The CEO, Wyoming Capital and Partners, Mr. Tajudeen Olayinka, said, “Since new capital requirement is not yet known to the banks, it is too early to expect weird reactions to the plan, more so that CBN intends to engage stakeholders in a robust discourse before coming up with any figure.

“So, market is yet to pick up serious reactions to the plan.”

Capital market analyst and stockbroker, Mr. Charles Fakrogha, also welcomed the banking sector recapitalisation, stressing that the exercise is long overdue.

He, however, expressed that rather than CBN recapitalising the sector, the apex banking regulating body could have strengthened the sector’s corporate governance.

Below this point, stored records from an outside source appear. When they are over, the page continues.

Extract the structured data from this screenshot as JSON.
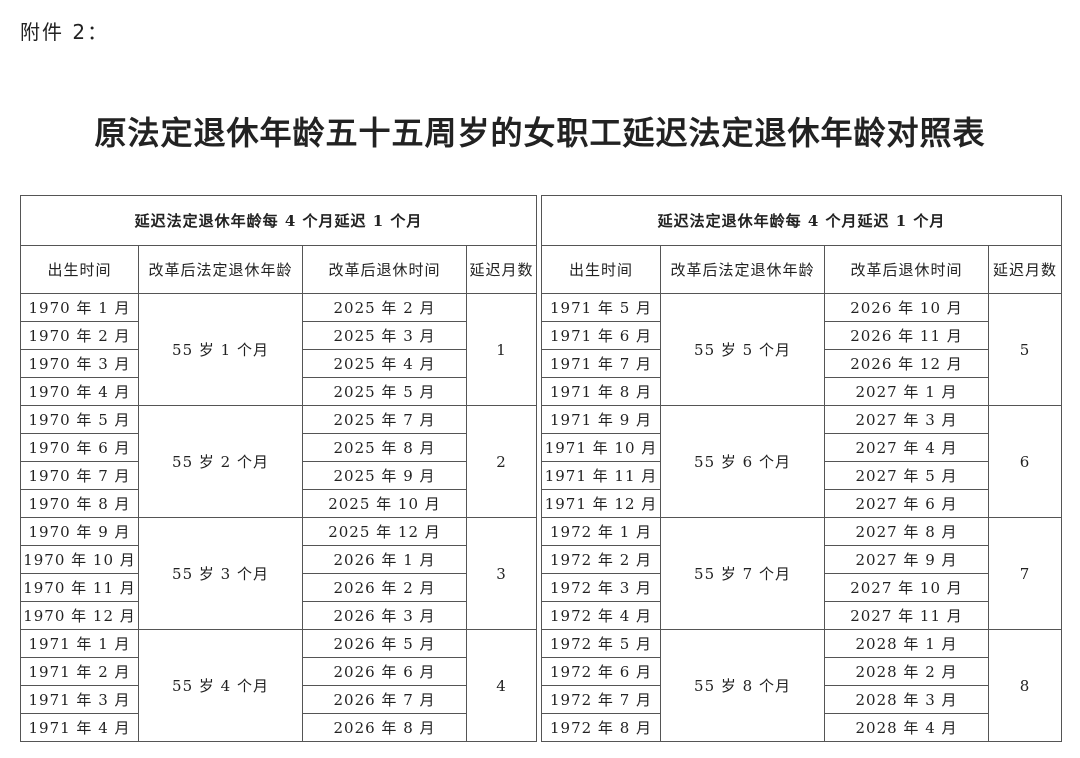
{
  "attachment_label": "附件 2：",
  "title": "原法定退休年龄五十五周岁的女职工延迟法定退休年龄对照表",
  "tables": [
    {
      "header": "延迟法定退休年龄每 4 个月延迟 1 个月",
      "columns": [
        "出生时间",
        "改革后法定退休年龄",
        "改革后退休时间",
        "延迟月数"
      ],
      "groups": [
        {
          "age": "55 岁 1 个月",
          "months": "1",
          "rows": [
            {
              "birth": "1970 年 1 月",
              "retire": "2025 年 2 月"
            },
            {
              "birth": "1970 年 2 月",
              "retire": "2025 年 3 月"
            },
            {
              "birth": "1970 年 3 月",
              "retire": "2025 年 4 月"
            },
            {
              "birth": "1970 年 4 月",
              "retire": "2025 年 5 月"
            }
          ]
        },
        {
          "age": "55 岁 2 个月",
          "months": "2",
          "rows": [
            {
              "birth": "1970 年 5 月",
              "retire": "2025 年 7 月"
            },
            {
              "birth": "1970 年 6 月",
              "retire": "2025 年 8 月"
            },
            {
              "birth": "1970 年 7 月",
              "retire": "2025 年 9 月"
            },
            {
              "birth": "1970 年 8 月",
              "retire": "2025 年 10 月"
            }
          ]
        },
        {
          "age": "55 岁 3 个月",
          "months": "3",
          "rows": [
            {
              "birth": "1970 年 9 月",
              "retire": "2025 年 12 月"
            },
            {
              "birth": "1970 年 10 月",
              "retire": "2026 年 1 月"
            },
            {
              "birth": "1970 年 11 月",
              "retire": "2026 年 2 月"
            },
            {
              "birth": "1970 年 12 月",
              "retire": "2026 年 3 月"
            }
          ]
        },
        {
          "age": "55 岁 4 个月",
          "months": "4",
          "rows": [
            {
              "birth": "1971 年 1 月",
              "retire": "2026 年 5 月"
            },
            {
              "birth": "1971 年 2 月",
              "retire": "2026 年 6 月"
            },
            {
              "birth": "1971 年 3 月",
              "retire": "2026 年 7 月"
            },
            {
              "birth": "1971 年 4 月",
              "retire": "2026 年 8 月"
            }
          ]
        }
      ]
    },
    {
      "header": "延迟法定退休年龄每 4 个月延迟 1 个月",
      "columns": [
        "出生时间",
        "改革后法定退休年龄",
        "改革后退休时间",
        "延迟月数"
      ],
      "groups": [
        {
          "age": "55 岁 5 个月",
          "months": "5",
          "rows": [
            {
              "birth": "1971 年 5 月",
              "retire": "2026 年 10 月"
            },
            {
              "birth": "1971 年 6 月",
              "retire": "2026 年 11 月"
            },
            {
              "birth": "1971 年 7 月",
              "retire": "2026 年 12 月"
            },
            {
              "birth": "1971 年 8 月",
              "retire": "2027 年 1 月"
            }
          ]
        },
        {
          "age": "55 岁 6 个月",
          "months": "6",
          "rows": [
            {
              "birth": "1971 年 9 月",
              "retire": "2027 年 3 月"
            },
            {
              "birth": "1971 年 10 月",
              "retire": "2027 年 4 月"
            },
            {
              "birth": "1971 年 11 月",
              "retire": "2027 年 5 月"
            },
            {
              "birth": "1971 年 12 月",
              "retire": "2027 年 6 月"
            }
          ]
        },
        {
          "age": "55 岁 7 个月",
          "months": "7",
          "rows": [
            {
              "birth": "1972 年 1 月",
              "retire": "2027 年 8 月"
            },
            {
              "birth": "1972 年 2 月",
              "retire": "2027 年 9 月"
            },
            {
              "birth": "1972 年 3 月",
              "retire": "2027 年 10 月"
            },
            {
              "birth": "1972 年 4 月",
              "retire": "2027 年 11 月"
            }
          ]
        },
        {
          "age": "55 岁 8 个月",
          "months": "8",
          "rows": [
            {
              "birth": "1972 年 5 月",
              "retire": "2028 年 1 月"
            },
            {
              "birth": "1972 年 6 月",
              "retire": "2028 年 2 月"
            },
            {
              "birth": "1972 年 7 月",
              "retire": "2028 年 3 月"
            },
            {
              "birth": "1972 年 8 月",
              "retire": "2028 年 4 月"
            }
          ]
        }
      ]
    }
  ]
}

Fakrogha in his words said, “Financial sector, most especially the banks have always dominated the stock market. Most Tier-1 and Tier-2 banks have exceeded whatever consideration the CBN maybe considering right now. N25billion of is now N2.5billion looking at the exchange rate. Having direct impact on the stock market is what we cannot say right now.

“On a personal note, it is not about the recapitalisation that is the main issue affecting the sector but corporate governance and running these banks ethically.

“The last exercise 2015-2016 when we witnessed the emergency of merger banks but at the end of the day, some banks went down. It is corporate governance issue that CBN should be looking at right now. Let’s have professionals running our financial institutions and let the apex bank be up and running with their operations.”